Given the brutality of newer times, it is a template — requiring perpetrators to show remorse for their transgressions in return for victims’ forgiveness — that might one day be tested in other parts of the world plunged into deepening trauma.
That might seem improbable: Imagine the hooded “Jihadi John,” the hidden face of the Islamic State’s public assassins, trading blood-curdling invective for the language of atonement.
Yet, consider that Mr. de Kock, nicknamed Prime Evil, headed a unit accused of equally macabre and brutal killings. And when his deeds were exposed, they challenged many South Africans to confront the secret barbarism buttressing comfortable white lifestyles.
One difference, of course, is that Jihadi John’s role is played out in slickly produced videos. In South Africa, the secret police squads like those commanded by Mr. de Kock operated in a murky half-light where expediency, brutality, impunity and political imperatives in the struggle to maintain white minority supremacy were all fused together.
Pumla Gobodo-Madikizela, a prominent South African psychologist who spent long hours interviewing Mr. de Kock after his conviction in 1996, said that “as behind-the-scenes engineer of apartheid’s murderous operations, he had been faceless and nameless.” His deeds were seen to be “unspeakable,” she wrote in a 2003 study based on those conversations.
So why, then, should Mr. de Kock walk free, his liberation cloaked in official agreement not to divulge the timing of his release? Why should he be entitled to what a friend, Piet Croucamp, called a “soft landing”?
The justice minister, Michael Masutha, said one reason Mr. de Kock had been freed was that he had helped the police investigate apartheid-era crimes and locate the remains of South Africa’s “disappeared.” Another was that his freedom contributed to “the interests of nation-building and reconciliation.”
But his decision drew much protest. Radio talk shows filled with voices saying that the onus for forgiveness had fallen on the black majority, while the bulk of relief was offered to its white beneficiaries.

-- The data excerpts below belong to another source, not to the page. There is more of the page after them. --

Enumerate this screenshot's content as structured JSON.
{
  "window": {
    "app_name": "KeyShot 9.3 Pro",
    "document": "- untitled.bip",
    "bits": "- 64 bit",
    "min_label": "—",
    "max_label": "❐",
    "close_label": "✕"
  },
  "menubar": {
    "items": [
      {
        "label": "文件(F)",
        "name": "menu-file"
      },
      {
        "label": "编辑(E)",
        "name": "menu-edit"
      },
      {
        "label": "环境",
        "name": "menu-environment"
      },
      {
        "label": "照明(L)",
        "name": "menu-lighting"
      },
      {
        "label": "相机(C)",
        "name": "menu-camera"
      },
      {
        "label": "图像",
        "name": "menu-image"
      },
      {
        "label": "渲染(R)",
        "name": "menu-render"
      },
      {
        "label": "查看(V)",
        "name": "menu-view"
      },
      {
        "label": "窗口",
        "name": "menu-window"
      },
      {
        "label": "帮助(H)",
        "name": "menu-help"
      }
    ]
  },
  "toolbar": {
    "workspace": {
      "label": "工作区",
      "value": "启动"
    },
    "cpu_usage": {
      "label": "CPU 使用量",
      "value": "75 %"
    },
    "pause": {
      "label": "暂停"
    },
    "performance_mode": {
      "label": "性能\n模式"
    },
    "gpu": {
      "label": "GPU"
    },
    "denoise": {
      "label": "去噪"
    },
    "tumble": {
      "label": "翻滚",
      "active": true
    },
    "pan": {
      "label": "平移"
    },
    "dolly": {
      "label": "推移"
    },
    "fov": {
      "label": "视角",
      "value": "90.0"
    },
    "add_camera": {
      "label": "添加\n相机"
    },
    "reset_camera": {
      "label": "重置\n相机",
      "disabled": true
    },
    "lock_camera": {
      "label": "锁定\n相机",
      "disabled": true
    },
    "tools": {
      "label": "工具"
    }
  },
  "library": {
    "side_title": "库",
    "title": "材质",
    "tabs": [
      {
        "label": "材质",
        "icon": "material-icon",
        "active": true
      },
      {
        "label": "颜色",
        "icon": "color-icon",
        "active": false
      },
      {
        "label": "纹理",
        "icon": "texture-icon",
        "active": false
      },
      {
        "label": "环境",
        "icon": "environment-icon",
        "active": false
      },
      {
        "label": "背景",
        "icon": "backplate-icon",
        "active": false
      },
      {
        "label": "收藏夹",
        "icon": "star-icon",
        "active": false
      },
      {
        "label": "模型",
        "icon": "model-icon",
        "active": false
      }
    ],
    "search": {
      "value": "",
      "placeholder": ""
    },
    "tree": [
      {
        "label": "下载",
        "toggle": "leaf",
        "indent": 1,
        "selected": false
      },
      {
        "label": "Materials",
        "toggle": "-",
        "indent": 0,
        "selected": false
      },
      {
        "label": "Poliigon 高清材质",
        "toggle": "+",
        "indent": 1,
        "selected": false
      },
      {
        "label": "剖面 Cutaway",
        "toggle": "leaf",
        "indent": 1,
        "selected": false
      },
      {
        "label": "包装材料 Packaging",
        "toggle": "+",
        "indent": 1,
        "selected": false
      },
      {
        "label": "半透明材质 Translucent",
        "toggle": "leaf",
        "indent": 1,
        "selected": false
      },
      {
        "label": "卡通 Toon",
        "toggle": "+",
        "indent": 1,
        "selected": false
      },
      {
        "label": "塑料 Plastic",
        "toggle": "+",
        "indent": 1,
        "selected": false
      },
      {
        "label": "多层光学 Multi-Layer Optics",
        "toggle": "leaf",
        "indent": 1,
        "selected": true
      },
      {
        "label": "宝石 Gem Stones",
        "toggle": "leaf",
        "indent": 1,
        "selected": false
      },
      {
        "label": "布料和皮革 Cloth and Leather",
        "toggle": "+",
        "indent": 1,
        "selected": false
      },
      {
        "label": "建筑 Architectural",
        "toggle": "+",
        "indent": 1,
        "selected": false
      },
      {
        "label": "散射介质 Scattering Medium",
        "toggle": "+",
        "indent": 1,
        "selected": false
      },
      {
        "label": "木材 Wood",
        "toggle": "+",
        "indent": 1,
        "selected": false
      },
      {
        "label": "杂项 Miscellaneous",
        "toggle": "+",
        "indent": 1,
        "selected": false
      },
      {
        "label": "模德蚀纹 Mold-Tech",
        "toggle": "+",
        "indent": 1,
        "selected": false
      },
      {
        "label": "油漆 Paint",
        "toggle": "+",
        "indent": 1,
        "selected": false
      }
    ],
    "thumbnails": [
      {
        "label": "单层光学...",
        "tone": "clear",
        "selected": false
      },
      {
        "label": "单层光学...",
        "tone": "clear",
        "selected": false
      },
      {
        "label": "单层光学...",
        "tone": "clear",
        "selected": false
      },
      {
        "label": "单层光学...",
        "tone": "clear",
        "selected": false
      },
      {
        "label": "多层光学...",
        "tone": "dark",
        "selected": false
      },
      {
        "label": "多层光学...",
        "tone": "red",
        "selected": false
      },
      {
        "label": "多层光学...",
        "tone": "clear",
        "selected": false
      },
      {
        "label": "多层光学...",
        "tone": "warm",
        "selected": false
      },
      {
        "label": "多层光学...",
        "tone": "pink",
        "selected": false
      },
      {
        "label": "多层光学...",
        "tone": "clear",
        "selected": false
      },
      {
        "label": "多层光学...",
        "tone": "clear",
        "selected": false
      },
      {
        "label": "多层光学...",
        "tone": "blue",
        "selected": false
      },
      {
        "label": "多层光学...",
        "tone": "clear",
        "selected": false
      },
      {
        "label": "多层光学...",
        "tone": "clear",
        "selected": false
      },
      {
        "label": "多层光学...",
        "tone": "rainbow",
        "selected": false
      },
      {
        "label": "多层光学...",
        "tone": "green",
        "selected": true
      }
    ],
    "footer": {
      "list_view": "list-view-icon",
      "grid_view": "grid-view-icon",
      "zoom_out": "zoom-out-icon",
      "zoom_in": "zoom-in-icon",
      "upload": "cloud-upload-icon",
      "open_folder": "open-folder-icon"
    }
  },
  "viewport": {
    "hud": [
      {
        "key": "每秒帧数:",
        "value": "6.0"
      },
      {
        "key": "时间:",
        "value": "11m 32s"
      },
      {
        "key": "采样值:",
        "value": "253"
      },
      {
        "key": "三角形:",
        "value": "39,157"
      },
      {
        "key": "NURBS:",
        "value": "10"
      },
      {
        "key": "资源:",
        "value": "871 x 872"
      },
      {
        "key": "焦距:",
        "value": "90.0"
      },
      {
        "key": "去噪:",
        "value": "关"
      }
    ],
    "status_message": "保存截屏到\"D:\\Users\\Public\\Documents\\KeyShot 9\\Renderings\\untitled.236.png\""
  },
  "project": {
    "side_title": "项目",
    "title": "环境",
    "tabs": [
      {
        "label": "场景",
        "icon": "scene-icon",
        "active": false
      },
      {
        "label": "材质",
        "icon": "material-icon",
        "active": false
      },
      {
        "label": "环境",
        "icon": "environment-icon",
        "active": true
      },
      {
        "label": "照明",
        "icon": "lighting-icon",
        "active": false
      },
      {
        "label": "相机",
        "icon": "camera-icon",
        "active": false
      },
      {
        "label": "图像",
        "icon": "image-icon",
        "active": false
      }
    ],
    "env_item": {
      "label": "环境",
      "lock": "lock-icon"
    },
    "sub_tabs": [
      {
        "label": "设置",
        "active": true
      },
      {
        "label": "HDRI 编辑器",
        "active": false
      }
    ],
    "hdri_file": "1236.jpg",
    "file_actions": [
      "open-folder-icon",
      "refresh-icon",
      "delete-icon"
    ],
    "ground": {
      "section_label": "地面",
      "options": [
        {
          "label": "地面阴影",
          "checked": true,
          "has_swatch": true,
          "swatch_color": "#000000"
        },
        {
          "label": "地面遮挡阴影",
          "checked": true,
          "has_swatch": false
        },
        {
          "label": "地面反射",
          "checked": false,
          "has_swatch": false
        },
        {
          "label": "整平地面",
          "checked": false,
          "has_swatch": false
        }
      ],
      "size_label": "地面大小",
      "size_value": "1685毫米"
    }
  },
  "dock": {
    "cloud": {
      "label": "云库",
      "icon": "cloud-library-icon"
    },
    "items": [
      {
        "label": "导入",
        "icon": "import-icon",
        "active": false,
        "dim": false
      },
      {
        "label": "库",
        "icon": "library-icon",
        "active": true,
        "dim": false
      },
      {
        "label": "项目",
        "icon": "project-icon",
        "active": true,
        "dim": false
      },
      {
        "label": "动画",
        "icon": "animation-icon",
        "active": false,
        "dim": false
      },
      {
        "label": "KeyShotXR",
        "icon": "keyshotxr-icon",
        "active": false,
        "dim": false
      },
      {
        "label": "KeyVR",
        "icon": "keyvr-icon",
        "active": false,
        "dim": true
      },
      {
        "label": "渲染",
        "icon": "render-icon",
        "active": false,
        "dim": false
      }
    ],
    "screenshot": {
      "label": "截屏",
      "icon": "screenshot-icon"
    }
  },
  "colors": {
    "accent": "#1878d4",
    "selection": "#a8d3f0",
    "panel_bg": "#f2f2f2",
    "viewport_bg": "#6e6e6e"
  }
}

Mr. Masutha said the families of Mr. de Kock’s victims had concurred in his release, but clearly not all of them approved.
“I cannot forgive him and will never do so,” said Catherine Mlangeni, whose son, Bheki, a human rights lawyer, was killed by explosives in the headphones of a booby-trapped cassette player.
Since hearings by South Africa’s Truth and Reconciliation Commission in the 1990s, contradictions have accumulated: If midranking officers are to be held to account, why not their political bosses, the ultimate enforcers of apartheid? Were transgressions by all sides in South Africa’s long and bloody struggle — black and white — scrutinized with equal acuity? And what about those, including the majority of whites, who simply looked the other way?
In his interviews with Ms. Gobodo-Madikizela, Mr. de Kock declared that “the dirtiest war you can ever get is the one fought in the shadows.”
The sunlit glare of YouTube propaganda surrounding Jihadi John may offer a macabre new twist to that assertion. And in South Africa, 21 years after the end of apartheid, the conflicted response to Mr. de Kock’s release showed that the shadows will take much longer to lift.